Хотя минуло уже почти тринадцать лет с тех пор, как я видел тебя последний раз, и ты редко меня вспоминал, мне трудно побороть соблазн написать тебе несколько строк. Я знаю о документах, оказавшихся недавно в распоряжении правительства Бенгалии. Они возвращают в ряды живущих того, кого все друзья много лет назад сочли умершим. Не знаю, осведомлен ли ты сам об этом, но получило широкое распространение и пользуется доверием известие, что ты уничтожил себя [совершил самоубийство] вскоре после того, как покинул службу в Ост-Индской компании.

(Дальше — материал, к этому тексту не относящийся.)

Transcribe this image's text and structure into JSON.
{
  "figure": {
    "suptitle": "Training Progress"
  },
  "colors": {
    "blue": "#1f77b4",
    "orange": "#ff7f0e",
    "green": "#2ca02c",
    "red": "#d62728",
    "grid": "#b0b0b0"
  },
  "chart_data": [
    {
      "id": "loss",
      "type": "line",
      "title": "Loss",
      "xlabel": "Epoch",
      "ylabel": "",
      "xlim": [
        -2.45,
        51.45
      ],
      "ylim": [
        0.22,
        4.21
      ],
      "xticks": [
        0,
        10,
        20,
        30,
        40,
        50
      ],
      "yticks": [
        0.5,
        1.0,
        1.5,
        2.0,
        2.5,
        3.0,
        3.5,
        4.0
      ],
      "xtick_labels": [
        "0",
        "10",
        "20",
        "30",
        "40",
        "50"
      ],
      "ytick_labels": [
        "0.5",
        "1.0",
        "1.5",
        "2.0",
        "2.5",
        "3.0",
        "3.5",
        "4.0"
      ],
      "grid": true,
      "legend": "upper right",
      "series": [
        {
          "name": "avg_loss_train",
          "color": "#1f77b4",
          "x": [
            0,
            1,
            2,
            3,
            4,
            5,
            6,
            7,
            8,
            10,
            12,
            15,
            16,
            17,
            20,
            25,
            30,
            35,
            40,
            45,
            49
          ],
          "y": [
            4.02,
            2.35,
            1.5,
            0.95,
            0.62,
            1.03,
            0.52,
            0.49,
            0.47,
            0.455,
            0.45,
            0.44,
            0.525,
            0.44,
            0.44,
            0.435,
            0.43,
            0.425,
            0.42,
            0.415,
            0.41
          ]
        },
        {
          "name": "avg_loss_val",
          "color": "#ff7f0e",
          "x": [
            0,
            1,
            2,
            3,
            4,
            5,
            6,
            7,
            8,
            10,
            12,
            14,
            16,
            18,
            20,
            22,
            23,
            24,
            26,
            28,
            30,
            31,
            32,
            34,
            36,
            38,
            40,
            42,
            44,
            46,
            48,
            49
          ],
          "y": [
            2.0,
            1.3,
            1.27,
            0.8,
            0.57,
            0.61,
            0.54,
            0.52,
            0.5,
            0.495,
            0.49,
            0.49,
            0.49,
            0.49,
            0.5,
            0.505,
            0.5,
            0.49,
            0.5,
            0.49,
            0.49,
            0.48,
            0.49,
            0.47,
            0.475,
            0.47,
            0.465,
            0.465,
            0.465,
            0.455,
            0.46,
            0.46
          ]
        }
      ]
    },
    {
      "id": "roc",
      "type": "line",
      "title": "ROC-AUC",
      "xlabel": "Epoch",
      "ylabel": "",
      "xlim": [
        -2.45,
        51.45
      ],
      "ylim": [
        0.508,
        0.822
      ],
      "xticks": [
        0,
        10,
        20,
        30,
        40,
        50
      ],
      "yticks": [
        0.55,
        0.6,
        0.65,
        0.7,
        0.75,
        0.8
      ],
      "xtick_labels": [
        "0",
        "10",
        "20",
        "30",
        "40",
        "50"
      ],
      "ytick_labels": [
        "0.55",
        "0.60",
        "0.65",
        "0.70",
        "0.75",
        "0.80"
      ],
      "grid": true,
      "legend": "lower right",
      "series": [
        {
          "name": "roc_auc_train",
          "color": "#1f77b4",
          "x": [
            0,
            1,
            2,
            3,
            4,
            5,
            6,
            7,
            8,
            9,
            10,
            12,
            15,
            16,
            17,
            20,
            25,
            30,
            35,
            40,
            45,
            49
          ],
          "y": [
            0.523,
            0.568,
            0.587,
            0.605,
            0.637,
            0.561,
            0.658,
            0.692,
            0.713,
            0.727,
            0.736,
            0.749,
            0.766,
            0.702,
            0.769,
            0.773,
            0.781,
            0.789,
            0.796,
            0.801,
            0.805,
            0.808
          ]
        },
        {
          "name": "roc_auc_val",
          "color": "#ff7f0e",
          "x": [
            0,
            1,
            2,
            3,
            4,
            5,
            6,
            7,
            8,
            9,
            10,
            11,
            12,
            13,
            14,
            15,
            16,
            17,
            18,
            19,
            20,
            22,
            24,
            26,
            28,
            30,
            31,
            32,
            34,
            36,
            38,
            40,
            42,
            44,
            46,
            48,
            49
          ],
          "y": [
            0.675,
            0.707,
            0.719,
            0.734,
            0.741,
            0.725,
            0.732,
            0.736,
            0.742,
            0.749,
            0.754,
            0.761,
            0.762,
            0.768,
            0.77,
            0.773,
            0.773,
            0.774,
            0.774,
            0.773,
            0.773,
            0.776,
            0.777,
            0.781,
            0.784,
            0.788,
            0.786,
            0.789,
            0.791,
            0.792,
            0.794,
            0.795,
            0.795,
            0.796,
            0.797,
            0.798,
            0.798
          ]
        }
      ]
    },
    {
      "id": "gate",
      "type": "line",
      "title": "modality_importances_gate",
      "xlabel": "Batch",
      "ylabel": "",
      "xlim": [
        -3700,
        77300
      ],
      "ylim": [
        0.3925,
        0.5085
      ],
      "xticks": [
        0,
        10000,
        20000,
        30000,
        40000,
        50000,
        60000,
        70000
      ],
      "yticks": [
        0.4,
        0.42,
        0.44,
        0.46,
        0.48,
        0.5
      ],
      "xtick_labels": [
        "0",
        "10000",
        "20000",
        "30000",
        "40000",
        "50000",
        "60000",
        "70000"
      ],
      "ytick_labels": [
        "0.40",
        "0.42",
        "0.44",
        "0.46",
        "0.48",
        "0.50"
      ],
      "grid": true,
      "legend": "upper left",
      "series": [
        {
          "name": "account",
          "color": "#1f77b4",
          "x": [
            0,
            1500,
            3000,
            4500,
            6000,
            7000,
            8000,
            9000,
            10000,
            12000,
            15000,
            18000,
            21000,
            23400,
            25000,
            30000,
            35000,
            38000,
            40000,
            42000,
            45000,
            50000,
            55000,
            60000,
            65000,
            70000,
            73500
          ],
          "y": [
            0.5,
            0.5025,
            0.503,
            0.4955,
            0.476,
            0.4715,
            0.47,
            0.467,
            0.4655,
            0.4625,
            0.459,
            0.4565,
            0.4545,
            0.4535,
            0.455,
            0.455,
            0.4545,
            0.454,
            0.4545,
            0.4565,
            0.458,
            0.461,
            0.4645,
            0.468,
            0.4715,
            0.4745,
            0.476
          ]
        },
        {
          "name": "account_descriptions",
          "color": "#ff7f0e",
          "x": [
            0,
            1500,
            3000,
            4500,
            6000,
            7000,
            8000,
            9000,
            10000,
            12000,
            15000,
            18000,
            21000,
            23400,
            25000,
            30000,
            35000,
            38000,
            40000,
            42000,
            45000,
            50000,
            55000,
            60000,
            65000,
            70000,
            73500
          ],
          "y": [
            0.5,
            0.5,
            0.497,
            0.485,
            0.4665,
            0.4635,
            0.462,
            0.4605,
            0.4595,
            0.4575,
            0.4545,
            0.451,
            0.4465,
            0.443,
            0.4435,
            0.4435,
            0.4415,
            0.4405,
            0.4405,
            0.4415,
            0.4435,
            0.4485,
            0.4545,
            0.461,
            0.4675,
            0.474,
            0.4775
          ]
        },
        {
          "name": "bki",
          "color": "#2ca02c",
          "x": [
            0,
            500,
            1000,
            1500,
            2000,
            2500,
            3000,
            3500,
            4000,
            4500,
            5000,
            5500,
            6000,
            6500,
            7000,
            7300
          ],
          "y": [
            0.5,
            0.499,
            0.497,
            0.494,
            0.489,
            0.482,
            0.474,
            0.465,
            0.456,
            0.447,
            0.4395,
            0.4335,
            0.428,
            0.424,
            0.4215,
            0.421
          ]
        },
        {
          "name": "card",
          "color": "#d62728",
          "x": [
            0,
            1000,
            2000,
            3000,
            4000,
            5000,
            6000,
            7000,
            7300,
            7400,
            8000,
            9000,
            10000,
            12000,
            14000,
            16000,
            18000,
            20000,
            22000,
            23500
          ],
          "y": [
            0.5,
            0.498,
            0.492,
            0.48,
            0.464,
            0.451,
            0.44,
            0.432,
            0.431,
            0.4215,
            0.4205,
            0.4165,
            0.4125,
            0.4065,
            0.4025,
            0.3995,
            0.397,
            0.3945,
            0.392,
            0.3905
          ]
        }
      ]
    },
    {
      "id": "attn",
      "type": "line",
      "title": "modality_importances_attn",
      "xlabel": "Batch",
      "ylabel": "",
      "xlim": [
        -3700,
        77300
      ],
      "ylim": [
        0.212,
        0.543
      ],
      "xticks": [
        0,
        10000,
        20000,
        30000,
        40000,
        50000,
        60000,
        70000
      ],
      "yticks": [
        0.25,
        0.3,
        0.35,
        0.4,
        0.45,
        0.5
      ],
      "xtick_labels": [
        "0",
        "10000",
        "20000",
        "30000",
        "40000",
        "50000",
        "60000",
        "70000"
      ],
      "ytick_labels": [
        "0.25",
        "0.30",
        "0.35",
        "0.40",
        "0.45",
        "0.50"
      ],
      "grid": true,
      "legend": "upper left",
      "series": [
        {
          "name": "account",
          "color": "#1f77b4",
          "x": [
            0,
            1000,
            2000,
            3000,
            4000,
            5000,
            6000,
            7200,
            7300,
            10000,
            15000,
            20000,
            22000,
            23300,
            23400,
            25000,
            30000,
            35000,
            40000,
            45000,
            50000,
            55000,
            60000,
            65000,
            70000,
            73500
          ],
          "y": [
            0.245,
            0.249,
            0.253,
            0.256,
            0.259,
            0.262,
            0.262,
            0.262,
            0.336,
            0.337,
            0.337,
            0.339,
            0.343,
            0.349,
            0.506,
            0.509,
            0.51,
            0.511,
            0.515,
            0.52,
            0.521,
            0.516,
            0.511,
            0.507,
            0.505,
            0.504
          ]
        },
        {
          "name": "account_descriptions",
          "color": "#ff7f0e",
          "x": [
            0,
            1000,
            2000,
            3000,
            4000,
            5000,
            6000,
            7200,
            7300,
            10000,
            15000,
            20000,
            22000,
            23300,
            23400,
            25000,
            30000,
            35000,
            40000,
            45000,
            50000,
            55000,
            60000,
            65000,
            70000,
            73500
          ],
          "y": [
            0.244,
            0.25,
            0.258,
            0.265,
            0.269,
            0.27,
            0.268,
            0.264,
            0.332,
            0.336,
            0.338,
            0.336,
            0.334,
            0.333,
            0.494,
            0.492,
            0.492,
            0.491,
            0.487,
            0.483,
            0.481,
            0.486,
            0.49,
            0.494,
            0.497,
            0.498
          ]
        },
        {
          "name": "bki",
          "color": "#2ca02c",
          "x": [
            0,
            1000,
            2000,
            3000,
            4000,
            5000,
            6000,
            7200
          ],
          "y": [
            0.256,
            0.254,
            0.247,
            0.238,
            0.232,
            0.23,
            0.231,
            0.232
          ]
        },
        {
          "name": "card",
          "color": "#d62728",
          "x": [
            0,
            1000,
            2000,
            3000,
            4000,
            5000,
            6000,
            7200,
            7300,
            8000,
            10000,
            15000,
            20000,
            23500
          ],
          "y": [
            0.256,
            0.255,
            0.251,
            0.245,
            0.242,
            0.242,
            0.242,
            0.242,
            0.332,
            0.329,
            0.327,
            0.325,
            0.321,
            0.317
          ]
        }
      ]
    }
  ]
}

Поздравляю с тем, что этот слух оказался ложным, что ты жив и восстанавливаешь свое доброе имя. Я состою в Азиатском обществе и с огромным удовольствием изучаю твои документы о древностях в Journal of the Asiatic Society. Я не смел и мечтать о знакомстве с автором, тем более – знакомстве, оказавшемся таким долгим и близким[458]
.Браунлоу передавал Массону привет от другого его давнего знакомого, Джорджа Джефсона. Тот незадолго до этого встречался с прежним командиром Массона, и они «имели долгую беседу о тебе, полагая, что тебя нет среди живых». «Не иначе, – заключал Браунлоу, – ты играешь в занятную игру»[459]
.Игра тем временем становилась все занятнее. Летом 1835 года Массон привыкал к своей новой шпионской жизни, которую ненавидел. «Гнусная ее сущность, компрометирующая меня перед людьми, чьего доверия я так долго добивался, ограничения, налагаемые ею на мои изыскания, утрата независимости и свободы перемещаться по моей прихоти – таковы были причины моего недовольства», – писал он печально. Но, на свою беду, он оказался превосходным шпионом.
Всего за два-три месяца он возродил рухнувшую разведывательную сеть Карамата-Али. Вскоре к нему начали стекаться все кабульские слухи. Дост-Мохаммед и его советники негодовали из-за позорного отступления от Пешавара. «Если я говорю тебе, – возмущенно говорил Хаджи-Хан эмиру, – что ты привел 20 000 человек и поставил их перед 70 000 сикхов, палил по ним из пушек, бился с ними и принес в свой стан их головы, то ты сердишься. Если говорю, что ты показал им свою наготу и удрал, то ты опять сердишься; мне нечем тебя порадовать»[460]
. Многие винили британцев: если бы Ост-Индская компания не проигнорировала мольбы о помощи, сетовал старший министр Дост-Мохаммеда Сами-Хан, то все сложилось бы совершенно по-другому[461].К концу лета сеть Массона распространилась на Среднюю Азию. В своих путешествиях он заводил друзей почти во всех городах и городках, не говоря о купцах, чьи верблюжьи караваны с шелками и пряностями переваливали через горы во всех направлениях. Когда подозрительной наружности персонаж, называвший себя Мирзой Джафаром, появился в Бухаре, главном городе на Шелковом пути, Массон узнал об этом, несмотря на расстояние в сотни миль. Агенты Массона внимали молитвам Мирзы Джафара в центральной мечети. Массон отмечал, что он говорил «на арабском, персидском и турецком» и порой объявлял себя французом. По слухам, русский губернатор Оренбурга «привез Мирзу Джафара из Петербурга»[462]
и отправил на другую сторону границы для сбора сведений.Уэйду с трудом верилось в «размах и точность информации» из Кабула[463]
. Он благодарил Массона за «ревностное исполнение возложенных на вас обязанностей»[464]. Вскоре донесения Массона стали достигать Калькутты. Он превратился в «надежный авторитет для правительства Индии»[465].При этом Уэйду было тревожно. Макнахтен велел ему перестать называть Массона «нашим агентом в Кабуле»[466]
, так как это выглядело как официальное назначение. «Я избегал присваивать мистеру Массону какие-либо обозначения, помимо “связи с моим кабинетом”», – неискренне утверждает Уэйд[467]. Он надеялся, что Массон не сумеет прочесть между строк, а главное, не поймет, что уже прощен.